During recent years, I found myself somehow posting longer and longer messages on my social media account on Mastodon, while my blog sees barely any update throughout the year. I hit the upper character limit of Mastodon regularly, so I have even modified its code for a longer upper limit. Reviewing my own posts, I see them legitimately too short and incomplete for publication on my main blog, but too long to even read comfortably in the UI of a social media platform. Expanding them to full articles takes a considerable amount of time effort, and as other aspects of my life get more and more occupied by “important stuff” as one grows up, I find myself being increasingly reluctant to do so.

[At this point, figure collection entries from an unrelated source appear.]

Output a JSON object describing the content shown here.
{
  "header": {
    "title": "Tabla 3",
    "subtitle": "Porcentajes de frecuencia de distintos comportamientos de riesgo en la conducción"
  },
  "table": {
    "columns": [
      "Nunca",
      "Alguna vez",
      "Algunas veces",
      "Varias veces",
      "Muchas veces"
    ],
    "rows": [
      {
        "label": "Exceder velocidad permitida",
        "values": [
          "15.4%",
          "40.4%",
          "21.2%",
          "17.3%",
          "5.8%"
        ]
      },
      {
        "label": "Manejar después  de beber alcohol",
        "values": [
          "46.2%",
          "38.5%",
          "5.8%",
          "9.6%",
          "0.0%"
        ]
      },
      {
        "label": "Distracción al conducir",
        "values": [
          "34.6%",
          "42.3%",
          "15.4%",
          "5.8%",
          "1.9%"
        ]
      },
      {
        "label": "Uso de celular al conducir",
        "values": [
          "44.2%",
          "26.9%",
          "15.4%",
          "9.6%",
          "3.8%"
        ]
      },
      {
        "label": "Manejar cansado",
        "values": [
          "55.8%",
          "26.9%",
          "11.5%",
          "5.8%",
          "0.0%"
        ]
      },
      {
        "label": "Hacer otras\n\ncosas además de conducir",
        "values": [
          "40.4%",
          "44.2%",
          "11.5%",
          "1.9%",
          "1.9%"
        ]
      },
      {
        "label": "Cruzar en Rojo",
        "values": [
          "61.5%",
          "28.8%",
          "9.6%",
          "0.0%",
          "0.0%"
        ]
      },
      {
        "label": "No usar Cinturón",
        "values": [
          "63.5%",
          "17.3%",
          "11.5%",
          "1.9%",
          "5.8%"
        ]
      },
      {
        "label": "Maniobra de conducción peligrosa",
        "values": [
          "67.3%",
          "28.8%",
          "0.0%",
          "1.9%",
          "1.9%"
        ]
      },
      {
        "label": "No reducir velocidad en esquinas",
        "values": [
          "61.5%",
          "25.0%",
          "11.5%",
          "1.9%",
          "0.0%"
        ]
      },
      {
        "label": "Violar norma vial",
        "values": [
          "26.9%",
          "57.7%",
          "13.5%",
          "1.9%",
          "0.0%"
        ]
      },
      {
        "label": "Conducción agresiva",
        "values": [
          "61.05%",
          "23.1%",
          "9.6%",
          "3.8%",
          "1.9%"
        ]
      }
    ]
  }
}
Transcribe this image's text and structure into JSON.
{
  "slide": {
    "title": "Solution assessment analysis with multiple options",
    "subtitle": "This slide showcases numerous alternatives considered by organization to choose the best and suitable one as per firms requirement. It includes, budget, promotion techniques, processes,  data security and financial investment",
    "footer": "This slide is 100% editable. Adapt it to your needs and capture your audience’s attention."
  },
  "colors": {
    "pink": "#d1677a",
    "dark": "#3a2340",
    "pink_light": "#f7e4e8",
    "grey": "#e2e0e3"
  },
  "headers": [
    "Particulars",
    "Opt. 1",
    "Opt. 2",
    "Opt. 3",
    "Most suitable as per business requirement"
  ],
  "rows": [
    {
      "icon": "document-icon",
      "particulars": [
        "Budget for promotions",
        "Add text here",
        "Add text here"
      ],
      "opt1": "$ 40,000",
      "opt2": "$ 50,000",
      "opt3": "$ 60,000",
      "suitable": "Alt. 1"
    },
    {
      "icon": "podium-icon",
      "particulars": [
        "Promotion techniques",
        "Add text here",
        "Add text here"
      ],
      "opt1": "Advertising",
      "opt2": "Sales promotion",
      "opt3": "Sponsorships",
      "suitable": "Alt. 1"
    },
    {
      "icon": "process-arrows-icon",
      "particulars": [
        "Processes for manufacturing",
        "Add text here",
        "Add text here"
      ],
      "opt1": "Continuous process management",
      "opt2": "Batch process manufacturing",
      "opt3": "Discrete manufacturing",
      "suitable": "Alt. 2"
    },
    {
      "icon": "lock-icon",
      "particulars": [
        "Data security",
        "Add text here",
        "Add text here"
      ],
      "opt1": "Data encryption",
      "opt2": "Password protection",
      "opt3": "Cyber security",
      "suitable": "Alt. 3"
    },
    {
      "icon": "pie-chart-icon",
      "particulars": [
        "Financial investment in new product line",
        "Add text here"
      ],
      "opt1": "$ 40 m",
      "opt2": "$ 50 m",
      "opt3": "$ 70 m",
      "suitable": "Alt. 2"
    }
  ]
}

So here is the problem. I do not want any more thousand-character-long posts on my social media account, but on the other hand, I do not want my main blog to become filled with random incomplete comments or even just ideas, defeating the purpose of having a separate blog from social media in the first place. I could have just set up a secondary blog (again), but I find WriteFreely more suitable for this role, as it supports federation with ActivityPub, allowing me to integrate it with my circle on Mastodon, while providing a simplistic writing experience. Since my purpose of having a WriteFreely instance is to replace my super long posts on social media, I see ActivityPub integration pretty important. In addition, compared to something like Plume, the codebase of WriteFreely seems way more simple and clean. There's no 2 megabytes of WASM binary just to view an article, and no fancy eye-hurting styles, but still beautiful.

And here we are. A new WriteFreely instance. I welcome you (if you have an invitation) to join me exchanging our writing and our ideas on this instance. It doesn't matter if you use this as your main place of publication or like me, just to replace long social media posts. And who knows, maybe one day WriteFreely will actually replace my main blog. For now it doesn't matter. What is important is that we keep thinking and keep writing.